On the other hand, we’re dealing with an extraordinary set of circumstances. After WWE’s two-decade monopoly, a valid rival has finally emerged. That is, of course, going to drive a sense of passion that is very understandable. We are naturally inclined to support the apparent underdogs, as proven to me first-hand by that initial bellowing response to Cody’s press conference.
Over the past couple of years, AEW have done a great job of galvanising such loyalty. They understand modern pop culture and the wrestling fan’s hunger for nostalgia, a tricky combination to master. Their biggest stars feel like real people, and are allowed to communicate as such on and offscreen.
Of course, it helps that WWE have long been perceived as corporate and sterile, from the tightly-scripted promos and social media activity, to the arbitrary nature of countless booking decisions.
That answers one half of the equation, but further complicates the other. Why on earth have people stepped up to vociferously defend WWE?

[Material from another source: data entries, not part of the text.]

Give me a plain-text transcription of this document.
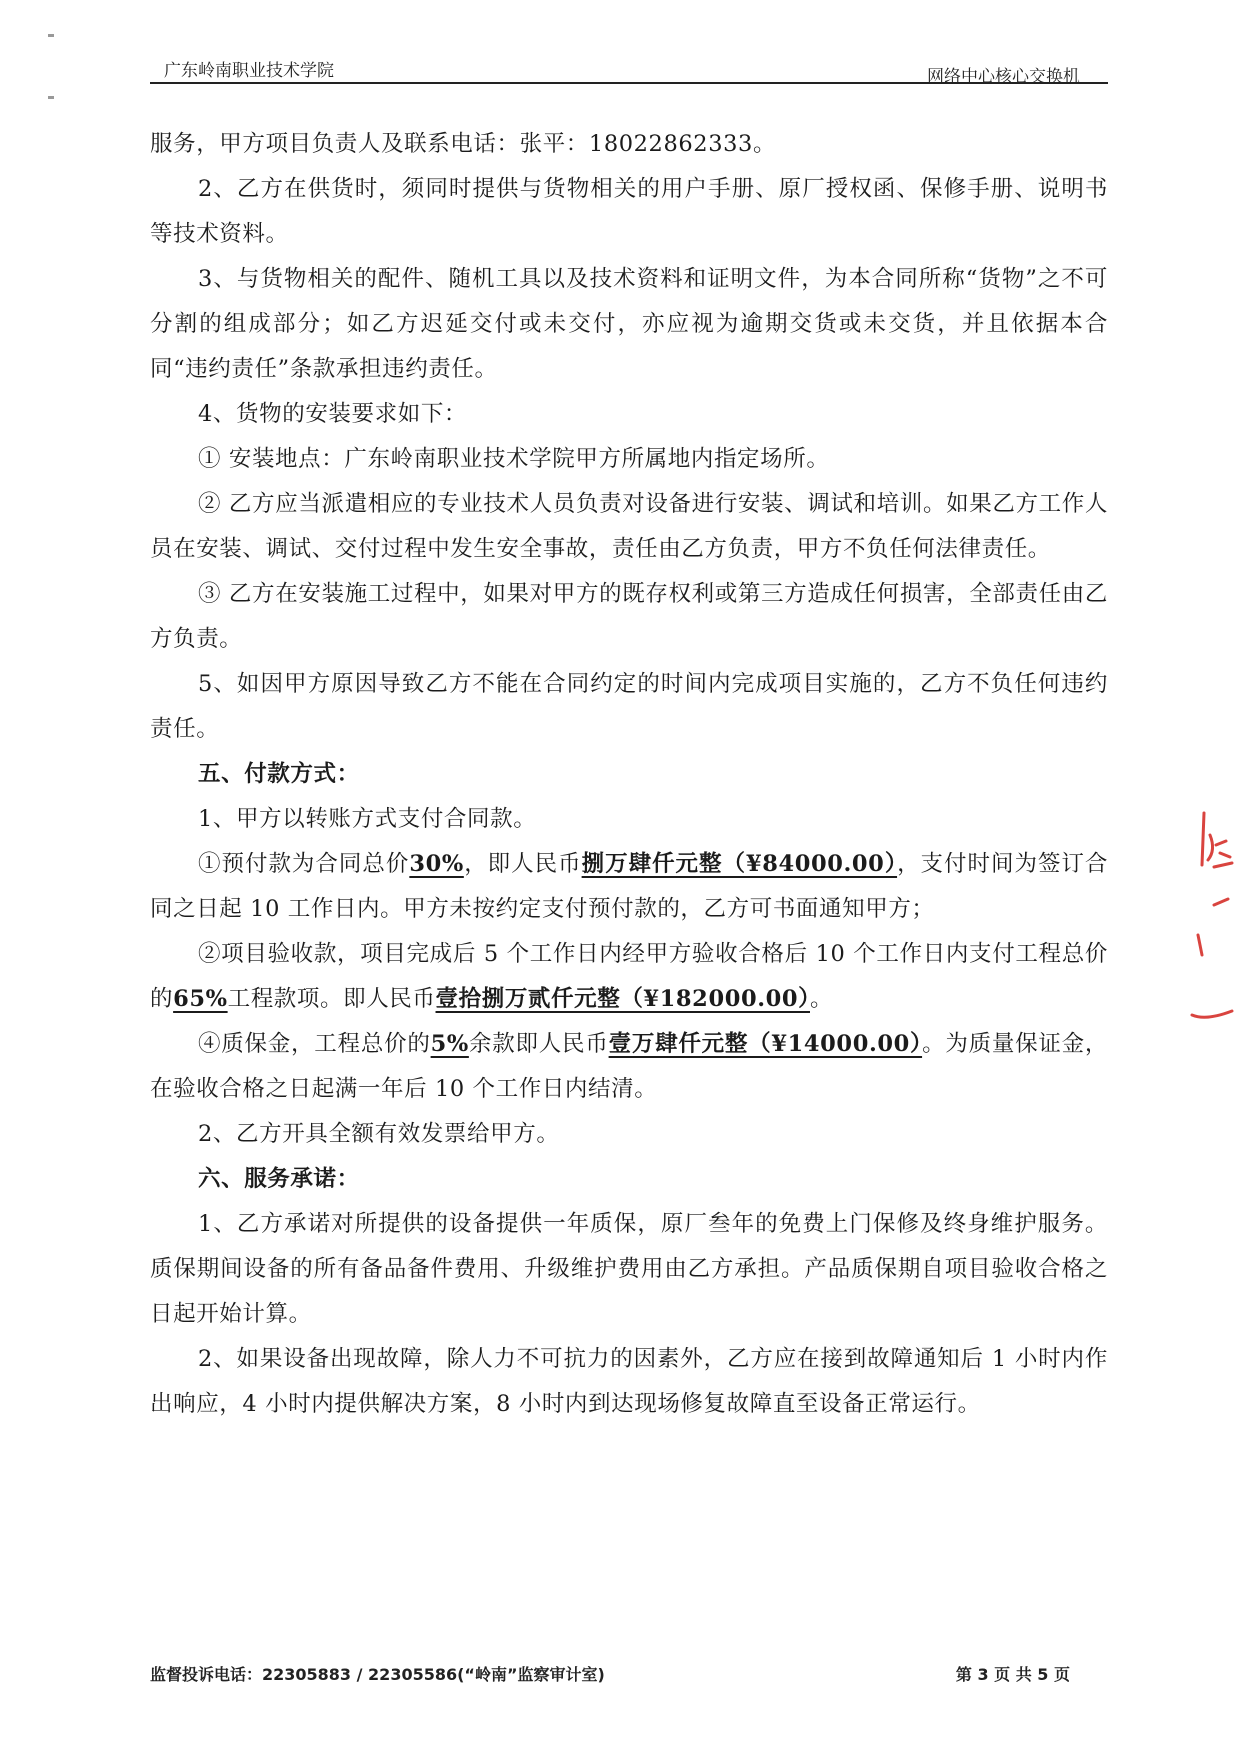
广东岭南职业技术学院	网络中心核心交换机

服务，甲方项目负责人及联系电话：张平：18022862333。

2、乙方在供货时，须同时提供与货物相关的用户手册、原厂授权函、保修手册、说明书等技术资料。

3、与货物相关的配件、随机工具以及技术资料和证明文件，为本合同所称“货物”之不可分割的组成部分；如乙方迟延交付或未交付，亦应视为逾期交货或未交货，并且依据本合同“违约责任”条款承担违约责任。

4、货物的安装要求如下：

① 安装地点：广东岭南职业技术学院甲方所属地内指定场所。

② 乙方应当派遣相应的专业技术人员负责对设备进行安装、调试和培训。如果乙方工作人员在安装、调试、交付过程中发生安全事故，责任由乙方负责，甲方不负任何法律责任。

③ 乙方在安装施工过程中，如果对甲方的既存权利或第三方造成任何损害，全部责任由乙方负责。

5、如因甲方原因导致乙方不能在合同约定的时间内完成项目实施的，乙方不负任何违约责任。

五、付款方式：

1、甲方以转账方式支付合同款。

①预付款为合同总价30%，即人民币捌万肆仟元整（¥84000.00），支付时间为签订合同之日起 10 工作日内。甲方未按约定支付预付款的，乙方可书面通知甲方；

②项目验收款，项目完成后 5 个工作日内经甲方验收合格后 10 个工作日内支付工程总价的65%工程款项。即人民币壹拾捌万贰仟元整（¥182000.00）。

④质保金，工程总价的5%余款即人民币壹万肆仟元整（¥14000.00）。为质量保证金，在验收合格之日起满一年后 10 个工作日内结清。

2、乙方开具全额有效发票给甲方。

六、服务承诺：

1、乙方承诺对所提供的设备提供一年质保，原厂叁年的免费上门保修及终身维护服务。质保期间设备的所有备品备件费用、升级维护费用由乙方承担。产品质保期自项目验收合格之日起开始计算。

2、如果设备出现故障，除人力不可抗力的因素外，乙方应在接到故障通知后 1 小时内作出响应，4 小时内提供解决方案，8 小时内到达现场修复故障直至设备正常运行。

监督投诉电话：22305883 / 22305586(“岭南”监察审计室)	第 3 页 共 5 页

I understand wanting the promotion to improve as the result of increased competition, or continuing to support the wrestlers themselves, but to passionately defend such a dominant, gargantuan company is baffling.

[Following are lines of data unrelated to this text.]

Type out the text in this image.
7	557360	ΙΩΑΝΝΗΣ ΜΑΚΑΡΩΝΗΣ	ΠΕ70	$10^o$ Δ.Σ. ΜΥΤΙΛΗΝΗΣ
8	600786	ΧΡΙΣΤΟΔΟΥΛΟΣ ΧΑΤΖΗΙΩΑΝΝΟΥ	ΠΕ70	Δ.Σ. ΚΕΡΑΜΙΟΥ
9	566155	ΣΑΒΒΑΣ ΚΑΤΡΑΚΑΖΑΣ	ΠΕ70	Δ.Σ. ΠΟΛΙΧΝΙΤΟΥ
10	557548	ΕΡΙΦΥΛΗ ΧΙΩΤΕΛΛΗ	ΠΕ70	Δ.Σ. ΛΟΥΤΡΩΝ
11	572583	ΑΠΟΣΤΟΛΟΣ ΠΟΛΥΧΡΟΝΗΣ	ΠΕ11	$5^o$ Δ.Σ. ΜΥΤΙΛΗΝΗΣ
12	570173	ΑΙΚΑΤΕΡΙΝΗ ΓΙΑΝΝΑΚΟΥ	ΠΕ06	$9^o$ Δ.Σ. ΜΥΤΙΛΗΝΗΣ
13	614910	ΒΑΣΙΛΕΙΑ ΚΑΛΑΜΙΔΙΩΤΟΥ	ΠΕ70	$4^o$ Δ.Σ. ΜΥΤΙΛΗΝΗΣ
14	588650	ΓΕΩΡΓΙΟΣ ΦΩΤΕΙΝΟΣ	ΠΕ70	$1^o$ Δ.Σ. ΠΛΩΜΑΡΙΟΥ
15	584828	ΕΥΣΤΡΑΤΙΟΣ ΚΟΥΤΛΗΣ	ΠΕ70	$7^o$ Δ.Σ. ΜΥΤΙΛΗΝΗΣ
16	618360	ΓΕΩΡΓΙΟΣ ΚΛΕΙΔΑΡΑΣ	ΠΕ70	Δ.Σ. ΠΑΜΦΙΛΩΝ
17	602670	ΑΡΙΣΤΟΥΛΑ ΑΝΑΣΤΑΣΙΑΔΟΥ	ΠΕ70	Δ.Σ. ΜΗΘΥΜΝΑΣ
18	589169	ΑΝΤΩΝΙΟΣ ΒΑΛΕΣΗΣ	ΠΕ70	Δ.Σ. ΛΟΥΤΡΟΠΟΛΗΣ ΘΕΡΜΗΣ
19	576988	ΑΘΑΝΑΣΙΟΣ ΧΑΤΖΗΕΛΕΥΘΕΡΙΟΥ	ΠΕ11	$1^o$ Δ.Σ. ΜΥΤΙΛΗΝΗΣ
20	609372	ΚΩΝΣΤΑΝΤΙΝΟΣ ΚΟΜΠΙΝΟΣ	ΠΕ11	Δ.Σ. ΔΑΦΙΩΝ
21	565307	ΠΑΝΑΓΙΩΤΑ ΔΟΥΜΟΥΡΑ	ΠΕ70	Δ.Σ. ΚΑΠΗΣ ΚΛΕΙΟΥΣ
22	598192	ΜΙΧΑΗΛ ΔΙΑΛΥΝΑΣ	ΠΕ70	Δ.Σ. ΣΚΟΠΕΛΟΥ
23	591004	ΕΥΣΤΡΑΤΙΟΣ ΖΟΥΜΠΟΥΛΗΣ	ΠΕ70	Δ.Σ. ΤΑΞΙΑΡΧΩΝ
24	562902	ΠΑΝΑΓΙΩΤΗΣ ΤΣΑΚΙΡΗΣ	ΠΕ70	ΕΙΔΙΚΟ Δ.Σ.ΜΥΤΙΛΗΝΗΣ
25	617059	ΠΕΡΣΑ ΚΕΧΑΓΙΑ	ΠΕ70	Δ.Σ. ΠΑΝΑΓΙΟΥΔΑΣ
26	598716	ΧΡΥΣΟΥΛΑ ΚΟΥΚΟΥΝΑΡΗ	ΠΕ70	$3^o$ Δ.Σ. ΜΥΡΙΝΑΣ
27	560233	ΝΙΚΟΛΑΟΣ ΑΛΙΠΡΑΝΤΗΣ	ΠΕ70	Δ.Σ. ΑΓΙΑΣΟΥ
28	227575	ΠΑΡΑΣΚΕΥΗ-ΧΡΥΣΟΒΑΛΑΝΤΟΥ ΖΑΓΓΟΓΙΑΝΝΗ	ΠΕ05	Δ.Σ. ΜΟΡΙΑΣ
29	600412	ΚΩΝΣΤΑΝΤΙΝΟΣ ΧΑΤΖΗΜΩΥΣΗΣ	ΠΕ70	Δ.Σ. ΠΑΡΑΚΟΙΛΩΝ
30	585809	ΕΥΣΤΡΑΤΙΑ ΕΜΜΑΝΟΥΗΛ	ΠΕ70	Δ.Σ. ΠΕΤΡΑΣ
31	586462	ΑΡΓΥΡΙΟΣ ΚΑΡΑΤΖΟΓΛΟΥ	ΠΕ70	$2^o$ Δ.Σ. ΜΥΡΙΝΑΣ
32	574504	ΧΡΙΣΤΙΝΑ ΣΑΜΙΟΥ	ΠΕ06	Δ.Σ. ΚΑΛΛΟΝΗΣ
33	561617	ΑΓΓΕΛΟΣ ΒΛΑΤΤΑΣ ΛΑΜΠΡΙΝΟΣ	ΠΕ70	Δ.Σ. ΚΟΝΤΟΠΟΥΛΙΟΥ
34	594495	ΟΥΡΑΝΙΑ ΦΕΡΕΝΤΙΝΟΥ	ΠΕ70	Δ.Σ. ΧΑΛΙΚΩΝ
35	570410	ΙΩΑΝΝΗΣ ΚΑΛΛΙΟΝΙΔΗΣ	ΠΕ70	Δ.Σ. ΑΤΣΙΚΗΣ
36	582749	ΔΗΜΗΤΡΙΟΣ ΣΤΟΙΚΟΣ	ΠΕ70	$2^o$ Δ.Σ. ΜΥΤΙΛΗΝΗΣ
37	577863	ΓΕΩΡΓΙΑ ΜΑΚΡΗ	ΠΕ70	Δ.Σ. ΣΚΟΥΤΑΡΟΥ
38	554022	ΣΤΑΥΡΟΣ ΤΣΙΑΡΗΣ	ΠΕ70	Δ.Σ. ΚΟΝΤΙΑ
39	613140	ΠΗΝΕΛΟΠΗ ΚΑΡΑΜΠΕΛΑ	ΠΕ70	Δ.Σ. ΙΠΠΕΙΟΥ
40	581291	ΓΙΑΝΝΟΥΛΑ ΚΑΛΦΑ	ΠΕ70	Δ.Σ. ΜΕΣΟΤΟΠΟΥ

This is especially confusing when such loyalty is expressed by attacking other wrestling fans (an argument which extends both ways, because let’s not pretend that AEW fans always have the moral high ground in such debates.)
On the whole, though, I find it far easier to comprehend the idea of throwing support behind the upstart promotion who at least attempt to project a family vibe, rather than rooting for the continued dominance of a global corporate entity.
Maybe it’s habit. If you’ve followed one promotion for decades and see it compared unfavourably to a new, unfamiliar company, perhaps the natural response is to lash out in its defence.
Either way, the situation has clearly been exacerbated by social media. I’m not making any sort of ground-breaking point here, and wrestling fans are hardly the only group to fall victim to it, but social media has poisoned the entire discourse.
It hasn’t just worsened the nature of such debates - nobody enjoys being insulted by a stranger, after all - but also the quality of these engagements. Nearly everything is reactionary, and nearly everything is aimed at the ‘other’ promotion.
Many people have wondered what the Monday Night Wars would have been like in a social media age, and with the wrestling industry occupying a far more central place in pop culture, I dread to think.
Maybe this is the way it was always going to be. By its very nature, wrestling is built upon two things: conflict, and the illusion of that conflict being real. Perhaps we’d all do better to remember the second of those themes, but the more AEW becomes a threat to WWE, the worse the discourse is likely to become.